Joint density function of $T_1,T_2$ and expectation of $E[T_1 ^2 +T_2 ^2 ]$

Question

Given that $T_1,T_2$ are random variables representing the useful life (in hours) of two electrical appliance.

The joint probability function of two variables distributed uniformly in the domain of:

$$0\leq t_1\leq t_2 \leq L$$ ($L$ a positive constant )

I need to prove that the Joint density function of $T_1,T_2$ is equal to $\frac{2}{L^2}$.

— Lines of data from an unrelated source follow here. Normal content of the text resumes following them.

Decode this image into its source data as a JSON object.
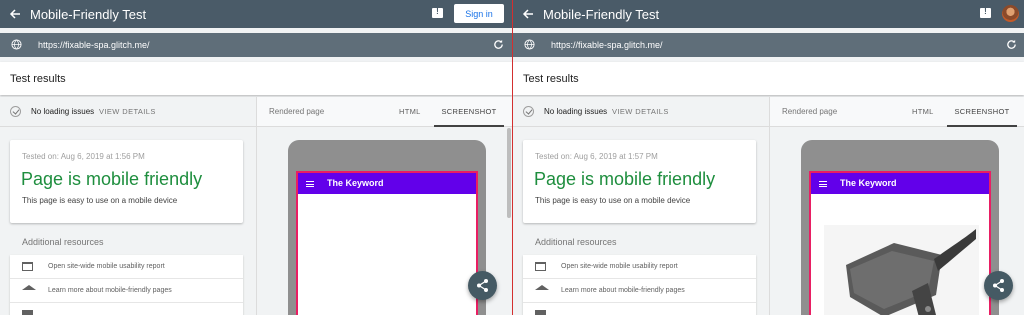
{
  "colors": {
    "topbar": "#4a5b68",
    "urlbar": "#5f6e79",
    "friendly": "#1e8e3e",
    "app_bar": "#6200ea",
    "screen_border": "#e91e63",
    "fab": "#455a64",
    "divider": "#d32f2f"
  },
  "left": {
    "app_title": "Mobile-Friendly Test",
    "signin_label": "Sign in",
    "url": "https://fixable-spa.glitch.me/",
    "results_title": "Test results",
    "status": {
      "text": "No loading issues",
      "link": "VIEW DETAILS"
    },
    "card": {
      "tested": "Tested on: Aug 6, 2019 at 1:56 PM",
      "headline": "Page is mobile friendly",
      "desc": "This page is easy to use on a mobile device"
    },
    "resources_title": "Additional resources",
    "resources": [
      {
        "icon": "report-icon",
        "label": "Open site-wide mobile usability report"
      },
      {
        "icon": "graduation-cap-icon",
        "label": "Learn more about mobile-friendly pages"
      },
      {
        "icon": "document-icon",
        "label": ""
      }
    ],
    "preview": {
      "label": "Rendered page",
      "tab_html": "HTML",
      "tab_screenshot": "SCREENSHOT",
      "app_title": "The Keyword"
    }
  },
  "right": {
    "app_title": "Mobile-Friendly Test",
    "url": "https://fixable-spa.glitch.me/",
    "results_title": "Test results",
    "status": {
      "text": "No loading issues",
      "link": "VIEW DETAILS"
    },
    "card": {
      "tested": "Tested on: Aug 6, 2019 at 1:57 PM",
      "headline": "Page is mobile friendly",
      "desc": "This page is easy to use on a mobile device"
    },
    "resources_title": "Additional resources",
    "resources": [
      {
        "icon": "report-icon",
        "label": "Open site-wide mobile usability report"
      },
      {
        "icon": "graduation-cap-icon",
        "label": "Learn more about mobile-friendly pages"
      },
      {
        "icon": "document-icon",
        "label": ""
      }
    ],
    "preview": {
      "label": "Rendered page",
      "tab_html": "HTML",
      "tab_screenshot": "SCREENSHOT",
      "app_title": "The Keyword"
    }
  }
}
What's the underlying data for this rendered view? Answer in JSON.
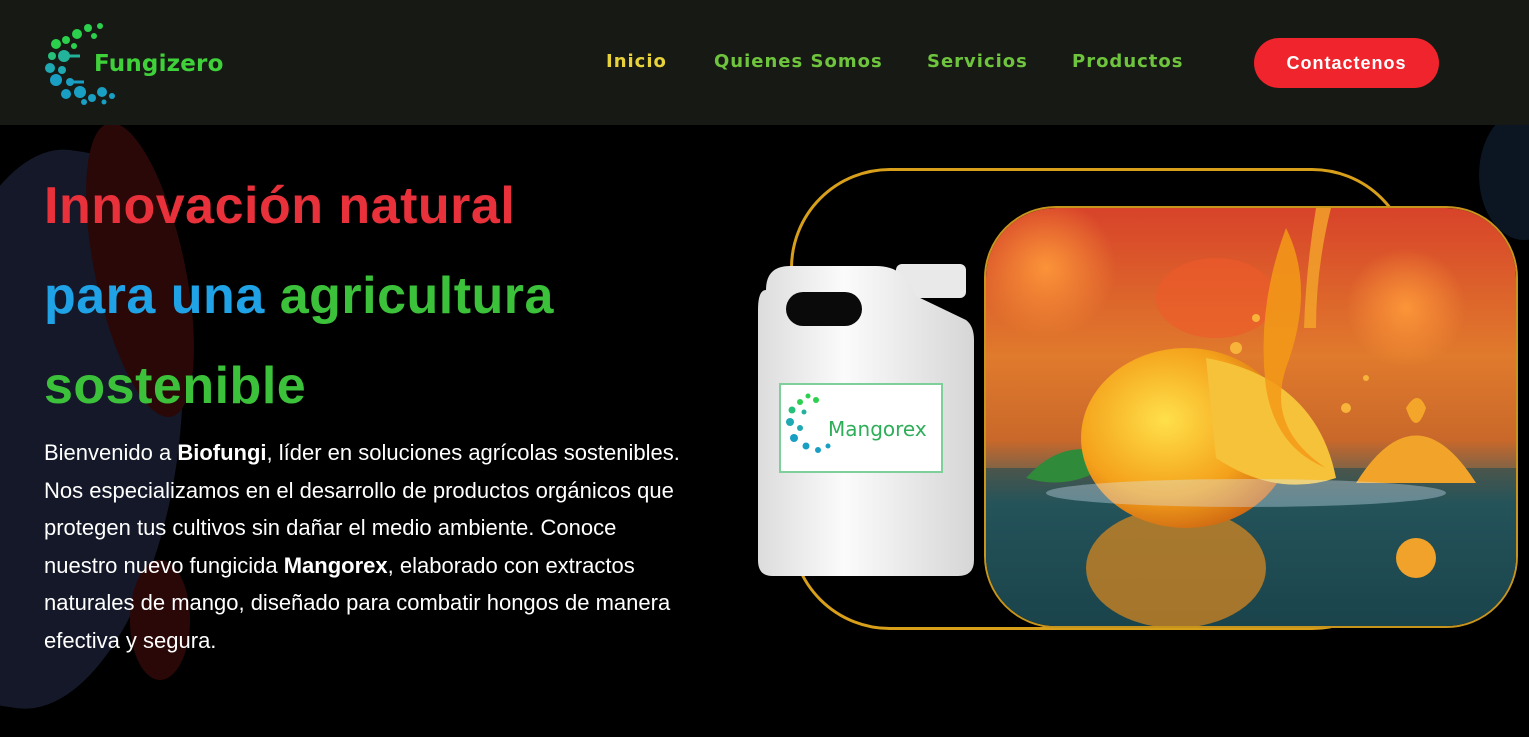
{
  "brand": {
    "name": "Fungizero"
  },
  "nav": {
    "items": [
      "Inicio",
      "Quienes Somos",
      "Servicios",
      "Productos"
    ],
    "active": "Inicio",
    "contact_label": "Contactenos"
  },
  "hero": {
    "title_line1": "Innovación natural",
    "title_line2_a": "para",
    "title_line2_b": "una",
    "title_line2_c": "agricultura",
    "title_line3": "sostenible",
    "para": {
      "p1": "Bienvenido a ",
      "brand": "Biofungi",
      "p2": ", líder en soluciones agrícolas sostenibles. Nos especializamos en el desarrollo de productos orgánicos que protegen tus cultivos sin dañar el medio ambiente. Conoce nuestro nuevo fungicida ",
      "product": "Mangorex",
      "p3": ", elaborado con extractos naturales de mango, diseñado para combatir hongos de manera efectiva y segura."
    }
  },
  "product": {
    "label": "Mangorex"
  },
  "colors": {
    "header_bg": "#171a14",
    "active_nav": "#e8d23a",
    "nav": "#6fc43e",
    "cta": "#f0242c",
    "title_red": "#e8313b",
    "title_blue": "#1fa3e6",
    "title_green": "#3cc13a",
    "frame_gold": "#d8a01a"
  }
}
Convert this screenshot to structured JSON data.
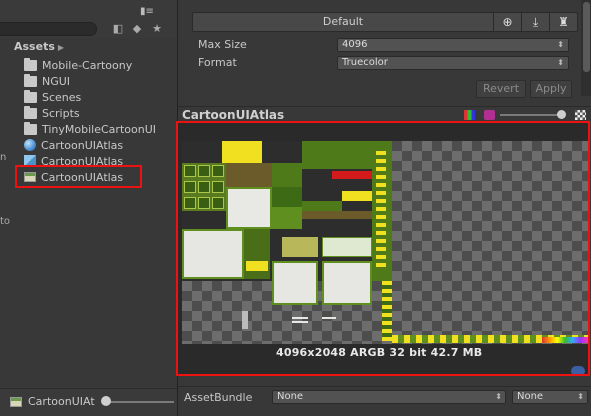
{
  "project": {
    "assets_header": "Assets",
    "items": [
      {
        "label": "Mobile-Cartoony",
        "kind": "folder"
      },
      {
        "label": "NGUI",
        "kind": "folder"
      },
      {
        "label": "Scenes",
        "kind": "folder"
      },
      {
        "label": "Scripts",
        "kind": "folder"
      },
      {
        "label": "TinyMobileCartoonUI",
        "kind": "folder"
      },
      {
        "label": "CartoonUIAtlas",
        "kind": "material"
      },
      {
        "label": "CartoonUIAtlas",
        "kind": "prefab"
      },
      {
        "label": "CartoonUIAtlas",
        "kind": "texture",
        "selected": true
      }
    ],
    "bottom_selection": "CartoonUIAt",
    "left_edge_chars": [
      "n",
      "to"
    ]
  },
  "importer": {
    "platform_tab": "Default",
    "platform_icons": [
      "globe-icon",
      "download-icon",
      "android-icon"
    ],
    "max_size_label": "Max Size",
    "max_size_value": "4096",
    "format_label": "Format",
    "format_value": "Truecolor",
    "revert_label": "Revert",
    "apply_label": "Apply"
  },
  "preview": {
    "title": "CartoonUIAtlas",
    "info": "4096x2048  ARGB 32 bit  42.7 MB"
  },
  "asset_bundle": {
    "label": "AssetBundle",
    "name_value": "None",
    "variant_value": "None"
  },
  "colors": {
    "highlight": "#ee1111",
    "panel": "#383838",
    "atlas_green": "#5f8f1f",
    "atlas_yellow": "#f0e020"
  }
}
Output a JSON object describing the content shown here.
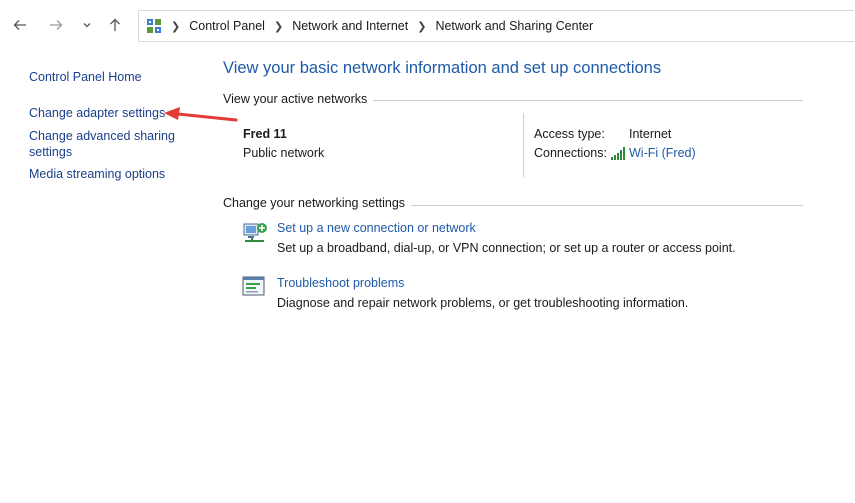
{
  "nav": {
    "back_icon": "arrow-left-icon",
    "forward_icon": "arrow-right-icon",
    "recent_icon": "chevron-down-icon",
    "up_icon": "arrow-up-icon"
  },
  "breadcrumb": {
    "icon": "control-panel-icon",
    "items": [
      "Control Panel",
      "Network and Internet",
      "Network and Sharing Center"
    ]
  },
  "sidebar": {
    "items": [
      {
        "label": "Control Panel Home"
      },
      {
        "label": "Change adapter settings"
      },
      {
        "label": "Change advanced sharing settings"
      },
      {
        "label": "Media streaming options"
      }
    ]
  },
  "main": {
    "title": "View your basic network information and set up connections",
    "active_networks_heading": "View your active networks",
    "network": {
      "name": "Fred 11",
      "type": "Public network",
      "access_type_label": "Access type:",
      "access_type_value": "Internet",
      "connections_label": "Connections:",
      "connection_link": "Wi-Fi (Fred)"
    },
    "settings_heading": "Change your networking settings",
    "tasks": [
      {
        "icon": "new-connection-icon",
        "link": "Set up a new connection or network",
        "desc": "Set up a broadband, dial-up, or VPN connection; or set up a router or access point."
      },
      {
        "icon": "troubleshoot-icon",
        "link": "Troubleshoot problems",
        "desc": "Diagnose and repair network problems, or get troubleshooting information."
      }
    ]
  },
  "annotation": {
    "arrow_color": "#e53935"
  },
  "colors": {
    "link": "#1e5aa8",
    "sidebar_link": "#1a3f8b"
  }
}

And to calculate the expectation of $$E\left[T_1 ^2 +T_2 ^2 \right]$$

I'd like to know how to begin with this question?

Thank you.

Answer 1

$$ \operatorname{E}(T_1^2+T_2^2) = \iint\limits_\text{domain} (t_1^2 + t_2^2) f(t_1,t_2)\, d(t_1,t_2) $$ where $f$ is the joint density function. To say that the pair $(T_1,T_2)$ is uniformly distirbuted in the domain means that $f$ is constant in the domain. Thus the expected value is $$ \operatorname{E}(T_1^2+T_2^2) = \iint\limits_\text{domain} (t_1^2 + t_2^2) c \, d(t_1,t_2) $$ where the constant $c$ must be so chosen that $$ \iint\limits_\text{domain} c\,d(t_1,t_2) = 1. $$ The domain is defined by $$0 \le t_1 \le t_2 \le L.$$ Either of the double integrals above can be written as an iterated integral in either of two ways.

• First look at $$ \int_0^L \cdots \, dt_1 $$ i.e. $t_1$ goes from $0$ to $L$. Then for any particualr value of $t_1$ between $0$ and $L$, the other variable $t_2$ goes from $t_1$ to $L$, so we have $$ \int_0^L \left( \int_{t_1}^L \cdots \, dt_2 \right) \, dt_1. $$
• Now look at $$ \int_0^L \cdots \, dt_2 $$ since $t_2$ goes from $0$ to $L$, but then for any fixed value of $t_2$, the other variable $t_1$ goes from $0$ to $t_2$, and we have $$ \int_0^L \left( \int_0^{t_2} \cdots \, dt_1 \right) \, dt_2 $$

Either approach will give the same answer.